Iceland, though a small, physically isolated country, can boast of great Ig Nobelity. Ig Nobel Prizes, of course, are awarded for achievements that make people laugh, then think.
Iceland displayed panache in its Ig Nobellian displays of economics, and then government.
BANKS. The 2009 Ig Nobel Prize for economics was awarded to the directors, executives, and auditors of four Icelandic banks — Kaupthing Bank, Landsbanki, Glitnir Bank, and Central Bank of Iceland — for demonstrating that tiny banks can be rapidly transformed into huge banks, and vice versa — and for demonstrating that similar things can be done to an entire national economy. [For background, see the Report of the Special Investigation Commission, issued April 12, 2010.]
GOVERNMENT. Iceland also exhibits the spirit of the 2010 Ig Nobel Prize for management. A report by Flore Vasseur, for Backchannel, tells what Iceland did:
While the tiny country defies the markets, it ventures into an incredible political experiment: crowdsourcing its new constitution.
A group of 950 randomly selected citizens define the major guidelines that experts will use to draft 700 pages of recommendations. A constitutional assembly of 25 officials, lawyers, singers, househusbands, and people from all generations are elected to create the final text.
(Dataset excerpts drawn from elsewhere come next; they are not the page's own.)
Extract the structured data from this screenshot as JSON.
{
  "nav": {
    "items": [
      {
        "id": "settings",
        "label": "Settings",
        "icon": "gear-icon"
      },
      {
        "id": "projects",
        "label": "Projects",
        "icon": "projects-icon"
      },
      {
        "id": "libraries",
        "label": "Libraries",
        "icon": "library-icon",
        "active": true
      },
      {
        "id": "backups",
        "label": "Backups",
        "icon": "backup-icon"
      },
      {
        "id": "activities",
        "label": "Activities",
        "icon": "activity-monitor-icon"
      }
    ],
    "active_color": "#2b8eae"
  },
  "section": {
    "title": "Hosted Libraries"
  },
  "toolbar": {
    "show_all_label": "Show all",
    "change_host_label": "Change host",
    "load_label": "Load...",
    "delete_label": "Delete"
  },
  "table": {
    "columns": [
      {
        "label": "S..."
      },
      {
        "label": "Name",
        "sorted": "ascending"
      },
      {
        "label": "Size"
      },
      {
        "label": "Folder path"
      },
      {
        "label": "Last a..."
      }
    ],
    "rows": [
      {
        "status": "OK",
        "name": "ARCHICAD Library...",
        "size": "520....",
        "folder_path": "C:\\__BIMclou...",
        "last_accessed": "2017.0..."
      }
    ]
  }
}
The whole country joins in the experiment. On the internet, everyone can share their views on the separation of powers, transparency, access to the internet, protection of natural resources. Each session of the constitutional assembly ends with a song. Four months later, the new constitution is adopted
That 2010 Ig Nobel prize was awarded to Alessandro Pluchino, Andrea Rapisarda, and Cesare Garofalo of the University of Catania, Italy, for demonstrating mathematically that organizations would become more efficient if they promoted people at random. [Pluchino, Rapisarda, and Garofalo published a paper explaining their research: “The Peter Principle Revisited: A Computational Study,”published in the journal Physica A, vol. 389, no. 3, February 2010, pp. 467-72.]